Do I remember correctly that Justice Thomas had a footnote where he suggested that a particular case would have been a good one to consider the privileges and immunities clause of the 14th amendment? Perhaps the doctrinal problems of enforcing personal rights against state action could be resolved by the Supreme Court taking up Justice Thomas's invitation to consider this clause anew.
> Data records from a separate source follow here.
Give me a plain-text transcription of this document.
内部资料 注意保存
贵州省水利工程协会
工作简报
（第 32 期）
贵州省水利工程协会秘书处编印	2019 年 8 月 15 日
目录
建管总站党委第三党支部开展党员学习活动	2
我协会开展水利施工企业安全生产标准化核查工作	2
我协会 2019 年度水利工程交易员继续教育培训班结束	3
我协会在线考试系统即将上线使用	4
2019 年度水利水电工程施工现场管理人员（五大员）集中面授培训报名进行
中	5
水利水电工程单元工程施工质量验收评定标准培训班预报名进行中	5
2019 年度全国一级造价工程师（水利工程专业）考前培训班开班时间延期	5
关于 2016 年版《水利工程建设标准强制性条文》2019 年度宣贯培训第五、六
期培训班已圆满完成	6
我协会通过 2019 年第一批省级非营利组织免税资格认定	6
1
I mean, really, was it necessary to pass a constitutional amendment after a terrible civil war in order to (as Slaughterhouse would have it) protect my right to go to the post office?
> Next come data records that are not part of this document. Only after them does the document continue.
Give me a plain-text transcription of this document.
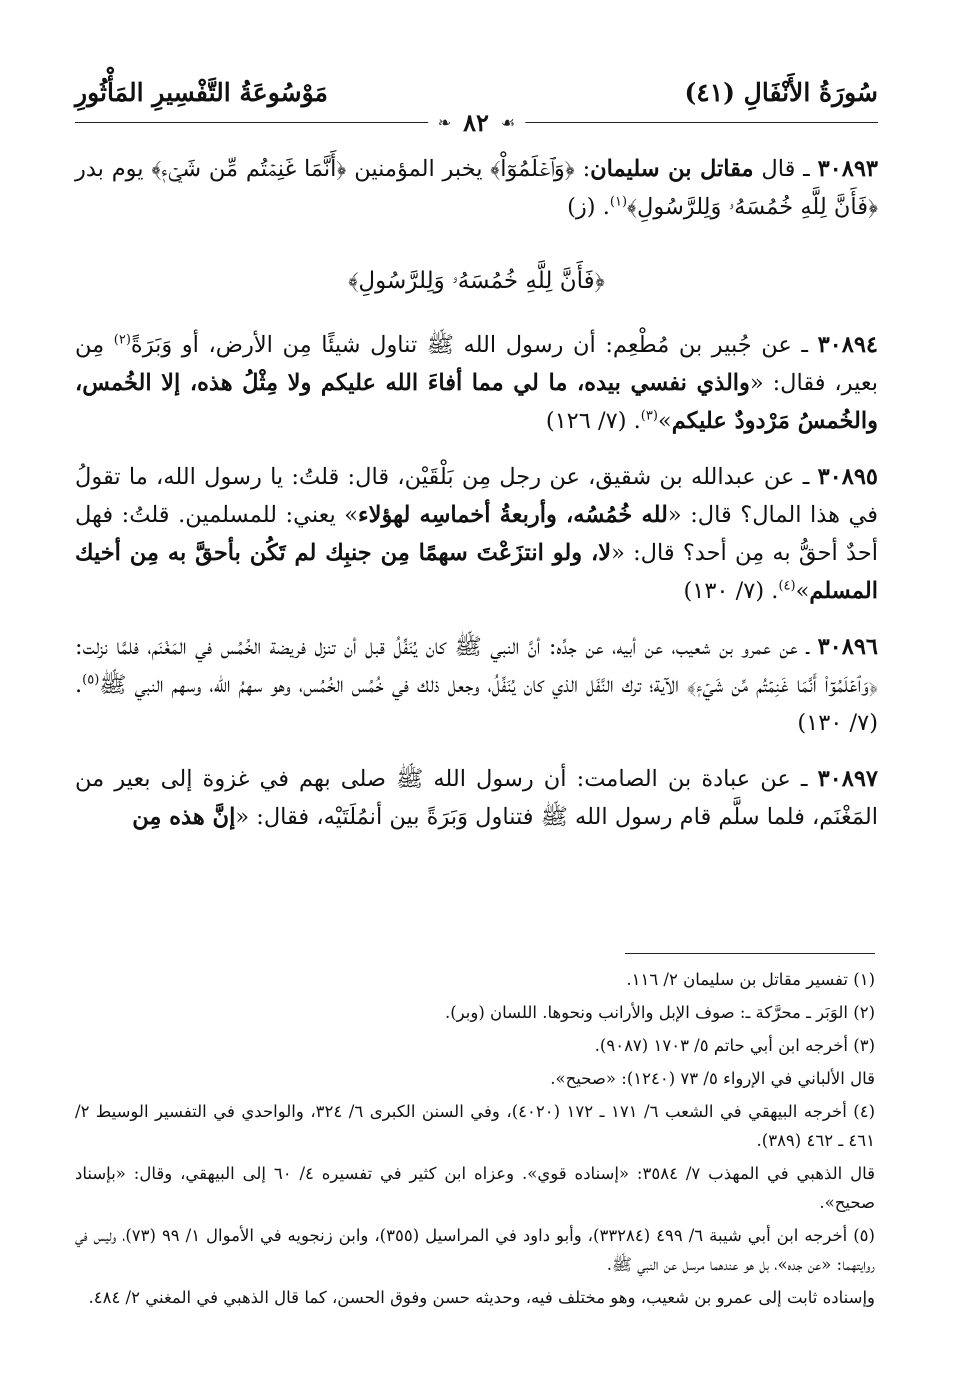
سُورَةُ الأَنْفَالِ (٤١)
مَوْسُوعَةُ التَّفْسِيرِ المَأْثُورِ
❧ ٨٢ ☙

٣٠٨٩٣ ـ قال مقاتل بن سليمان: ﴿وَٱعۡلَمُوٓاْ﴾ يخبر المؤمنين ﴿أَنَّمَا غَنِمۡتُم مِّن شَيۡءٖ﴾ يوم بدر ﴿فَأَنَّ لِلَّهِ خُمُسَهُۥ وَلِلرَّسُولِ﴾$^{(١)}$. (ز)

﴿فَأَنَّ لِلَّهِ خُمُسَهُۥ وَلِلرَّسُولِ﴾

٣٠٨٩٤ ـ عن جُبير بن مُطْعِم: أن رسول الله ﷺ تناول شيئًا مِن الأرض، أو وَبَرَةً$^{(٢)}$ مِن بعير، فقال: «والذي نفسي بيده، ما لي مما أفاءَ الله عليكم ولا مِثْلُ هذه، إلا الخُمس، والخُمسُ مَرْدودٌ عليكم»$^{(٣)}$. (٧/ ١٢٦)

٣٠٨٩٥ ـ عن عبدالله بن شقيق، عن رجل مِن بَلْقَيْن، قال: قلتُ: يا رسول الله، ما تقولُ في هذا المال؟ قال: «لله خُمُسُه، وأربعةُ أخماسِه لهؤلاء» يعني: للمسلمين. قلتُ: فهل أحدٌ أحقُّ به مِن أحد؟ قال: «لا، ولو انتزَعْتَ سهمًا مِن جنبِك لم تَكُن بأحقَّ به مِن أخيك المسلم»$^{(٤)}$. (٧/ ١٣٠)

٣٠٨٩٦ ـ عن عمرو بن شعيب، عن أبيه، عن جدِّه: أنَّ النبي ﷺ كان يُنَفِّلُ قبل أن تنزل فريضة الخُمُس في المَغْنَم، فلمَّا نزلت: ﴿وَٱعۡلَمُوٓاْ أَنَّمَا غَنِمۡتُم مِّن شَيۡءٖ﴾ الآية؛ ترك النَّفَل الذي كان يُنَفِّلُ، وجعل ذلك في خُمُس الخُمُس، وهو سهمُ الله، وسهم النبي ﷺ$^{(٥)}$. (٧/ ١٣٠)

٣٠٨٩٧ ـ عن عبادة بن الصامت: أن رسول الله ﷺ صلى بهم في غزوة إلى بعير من المَغْنَم، فلما سلَّم قام رسول الله ﷺ فتناول وَبَرَةً بين أنمُلَتَيْه، فقال: «إنَّ هذه مِن

(١) تفسير مقاتل بن سليمان ٢/ ١١٦.
(٢) الوَبَر ـ محرَّكة ـ: صوف الإبل والأرانب ونحوها. اللسان (وبر).
(٣) أخرجه ابن أبي حاتم ٥/ ١٧٠٣ (٩٠٨٧).
قال الألباني في الإرواء ٥/ ٧٣ (١٢٤٠): «صحيح».
(٤) أخرجه البيهقي في الشعب ٦/ ١٧١ ـ ١٧٢ (٤٠٢٠)، وفي السنن الكبرى ٦/ ٣٢٤، والواحدي في التفسير الوسيط ٢/ ٤٦١ ـ ٤٦٢ (٣٨٩).
قال الذهبي في المهذب ٧/ ٣٥٨٤: «إسناده قوي». وعزاه ابن كثير في تفسيره ٤/ ٦٠ إلى البيهقي، وقال: «بإسناد صحيح».
(٥) أخرجه ابن أبي شيبة ٦/ ٤٩٩ (٣٣٢٨٤)، وأبو داود في المراسيل (٣٥٥)، وابن زنجويه في الأموال ١/ ٩٩ (٧٣)، وليس في روايتهما: «عن جده»، بل هو عندهما مرسل عن النبي ﷺ.
وإسناده ثابت إلى عمرو بن شعيب، وهو مختلف فيه، وحديثه حسن وفوق الحسن، كما قال الذهبي في المغني ٢/ ٤٨٤.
Posted by: Edmund Unneland | Feb 20, 2008 10:10:53 AM

For those interested in an originalist argument, the History News Network has published my article severly critical of the amicus brief filed before the U.S. Supreme Court by fifteen professional academic historians in support of Washington D.C.'s handgun ban in the Heller case.

The direct link to the HNN article is:

http://hnn.us/articles/47238.html

Posted by: David E. Young | Feb 22, 2008 7:52:14 PM

As we well know, the Second Amendment to the Bill of Rights commands that:

A well-regulated militia being necessary to the security of a free state, the right of the People to keep and bear arms shall not be infringed.

However, bureaucrats at the Department of Justice have taken the position that the Second Amendment says that:

A well-regulated militia being necessary to the security of a free state, the right of the People to keep and bear arms may be subject to reasonable restrictions.

The DOJ Brief essentially asks the Supreme Court to amend the 2nd Amendment to strike out ‘shall not be infringed’ and insert ‘may be subject to reasonable restrictions’.

Posted by: David M. Bennett | Mar 14, 2008 12:19:25 PM

The comments to this entry are closed.